Arundati’s is not a solitary case. Many transgenders in Karnataka who start their ventures after seeking self-employment assistance from the KSWDC are not able to run them for long.
This comes a month after South First, speaking to the transgender community, found that only 2 percent can avail of the much-applauded “master package” under the Ayushman Bharat-Pradhan Mantri Jan Aarogya Scheme.
‘Increase the support money’
According to the transgender community, ₹30,000 is provided as a one-time honorarium sanctioned by the WDC.
“This is not enough to open and run even a small business like a dhaba or a beautician shop, let alone anything on a large scale,” Karnataka Sexual Minorities Forum state coordinator Mallu Kumbar, a transgender herself, told South First.
Uma, a Human rights activist at Bengaluru-based civil society organisation Jeeva, added that the government should also create a technical and logistical support system, and even promote the work of the transgenders as “we are a marginalised community”.
She told South First: “At present, the WDC in collaborations with public-sector banks runs skill-based programmes, but they are not effectively implemented at the ground level.”
‘Immediately implement transgender policy’
According to Kumbar, the state-approved 2017 transgender policy, which aimed to provide a share of the state’s annual budget, has not been implemented at all.
“We will be able to conduct programmes and skill-based workshops, and also address other issues if we are given a separate budget,” Gadag-district-based NGO Srushti Sankhula’s founder Bhagat told South First.
The activist added that even public and private-sector banks at present also deny personal loans to transgenders.
“Even when my CIBIL score was good, both SBI and IDFC Bank rejected my application for a personal loan saying that there is no policy of loan in their banks for transgenders,” he alleged, adding that the implementation of the transgender policy would give them relief.
‘Can avail other schemes’
KSWDC Development Inspector Anusha Aravepalli said that the department used to give ₹50,000 — a loan of ₹25,000 and a subsidy of ₹25,000 — to transgenders, but it had to be shut down as the recovery statistics went down.
Adding that there was no plan to increase the honorarium to ₹30,000 as of now, she said, “If they want more support money, they can avail it through other schemes such as Udyogini (women’s entrepreneurship) and the Karnataka State Financial Corporation (KSFC) Scheme for transgenders.

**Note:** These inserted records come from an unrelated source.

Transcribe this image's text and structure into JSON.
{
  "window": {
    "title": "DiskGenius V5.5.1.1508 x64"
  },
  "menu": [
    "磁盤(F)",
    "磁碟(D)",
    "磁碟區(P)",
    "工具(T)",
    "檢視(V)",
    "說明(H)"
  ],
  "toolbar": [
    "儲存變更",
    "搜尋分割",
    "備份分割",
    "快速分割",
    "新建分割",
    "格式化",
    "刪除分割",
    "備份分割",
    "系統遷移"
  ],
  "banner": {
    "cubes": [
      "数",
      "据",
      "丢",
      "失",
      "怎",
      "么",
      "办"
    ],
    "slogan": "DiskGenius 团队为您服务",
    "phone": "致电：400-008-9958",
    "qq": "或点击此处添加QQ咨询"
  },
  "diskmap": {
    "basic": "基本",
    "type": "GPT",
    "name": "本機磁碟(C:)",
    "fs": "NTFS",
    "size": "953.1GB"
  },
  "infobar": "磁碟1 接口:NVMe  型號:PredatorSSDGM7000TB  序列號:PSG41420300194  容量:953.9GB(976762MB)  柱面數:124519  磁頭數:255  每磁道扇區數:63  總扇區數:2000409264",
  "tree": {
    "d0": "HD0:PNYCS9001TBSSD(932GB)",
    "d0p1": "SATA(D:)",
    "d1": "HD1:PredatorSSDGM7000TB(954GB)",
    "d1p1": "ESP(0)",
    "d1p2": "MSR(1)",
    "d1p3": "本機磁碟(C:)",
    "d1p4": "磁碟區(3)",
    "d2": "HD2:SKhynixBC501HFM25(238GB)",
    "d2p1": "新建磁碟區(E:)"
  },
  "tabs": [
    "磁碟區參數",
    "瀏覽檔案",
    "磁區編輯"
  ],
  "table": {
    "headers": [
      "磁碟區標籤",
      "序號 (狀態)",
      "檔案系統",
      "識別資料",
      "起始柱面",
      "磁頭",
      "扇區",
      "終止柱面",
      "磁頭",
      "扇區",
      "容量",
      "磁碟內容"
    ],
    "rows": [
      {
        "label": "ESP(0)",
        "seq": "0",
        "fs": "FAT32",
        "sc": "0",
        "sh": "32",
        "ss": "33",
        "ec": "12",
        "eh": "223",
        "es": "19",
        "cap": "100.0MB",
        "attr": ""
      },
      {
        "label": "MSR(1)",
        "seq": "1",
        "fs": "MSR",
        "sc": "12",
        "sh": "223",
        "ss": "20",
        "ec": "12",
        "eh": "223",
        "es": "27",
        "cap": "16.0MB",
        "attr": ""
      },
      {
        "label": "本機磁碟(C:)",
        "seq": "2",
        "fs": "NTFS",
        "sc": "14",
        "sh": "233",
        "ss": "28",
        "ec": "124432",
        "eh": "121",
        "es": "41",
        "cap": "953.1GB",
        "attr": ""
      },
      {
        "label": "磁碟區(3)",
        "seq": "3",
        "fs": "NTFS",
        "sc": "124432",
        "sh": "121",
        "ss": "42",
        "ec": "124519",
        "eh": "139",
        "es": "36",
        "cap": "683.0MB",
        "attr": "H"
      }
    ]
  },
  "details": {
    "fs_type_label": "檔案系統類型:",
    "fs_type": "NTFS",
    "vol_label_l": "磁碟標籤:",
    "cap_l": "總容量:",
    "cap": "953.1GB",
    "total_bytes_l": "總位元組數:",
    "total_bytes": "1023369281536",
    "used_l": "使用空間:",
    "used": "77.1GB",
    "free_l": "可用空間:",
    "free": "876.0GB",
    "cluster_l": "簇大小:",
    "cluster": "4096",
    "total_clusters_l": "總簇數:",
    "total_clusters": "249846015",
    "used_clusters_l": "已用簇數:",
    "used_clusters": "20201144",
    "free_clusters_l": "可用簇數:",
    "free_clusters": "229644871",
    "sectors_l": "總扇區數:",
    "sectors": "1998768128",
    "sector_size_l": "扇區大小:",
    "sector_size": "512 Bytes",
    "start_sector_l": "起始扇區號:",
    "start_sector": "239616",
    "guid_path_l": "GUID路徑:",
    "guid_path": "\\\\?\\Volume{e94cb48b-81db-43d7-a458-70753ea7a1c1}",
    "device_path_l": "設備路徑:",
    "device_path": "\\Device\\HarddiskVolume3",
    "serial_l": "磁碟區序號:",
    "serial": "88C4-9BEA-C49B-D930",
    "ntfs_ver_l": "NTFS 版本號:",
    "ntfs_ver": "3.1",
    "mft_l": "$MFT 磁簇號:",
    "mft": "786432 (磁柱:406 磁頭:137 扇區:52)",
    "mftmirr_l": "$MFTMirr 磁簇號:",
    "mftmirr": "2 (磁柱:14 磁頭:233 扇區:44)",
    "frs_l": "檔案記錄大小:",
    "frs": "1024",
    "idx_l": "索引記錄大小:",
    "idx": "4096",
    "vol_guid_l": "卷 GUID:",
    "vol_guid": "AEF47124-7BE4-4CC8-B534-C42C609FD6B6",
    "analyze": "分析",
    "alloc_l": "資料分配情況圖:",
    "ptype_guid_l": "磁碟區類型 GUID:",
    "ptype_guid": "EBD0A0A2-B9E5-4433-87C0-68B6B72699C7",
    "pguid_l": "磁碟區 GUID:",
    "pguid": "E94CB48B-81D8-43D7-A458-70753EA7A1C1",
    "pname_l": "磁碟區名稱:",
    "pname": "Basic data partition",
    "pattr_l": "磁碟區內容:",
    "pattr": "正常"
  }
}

However, no one has availed the KSFC scheme till now as it requires bigger business planning.”
Asked about the discrimination that transgenders face while applying for personal loans from public and private sector banks, the official said: “Nobody will deny them if they go and try to avail [the loans].”
About the implementation of the 2017 transgender policy, she said, ” After the report of the baseline survey, which is expected to start sometime in December this year or January next year, the process of their socio-economic development will be started.”
She added that the baseline survey would start as a pilot study in te Mysuru and Vijayapura districts, and action would be taken for the transgenders’ economic empowerment after feedback from the government.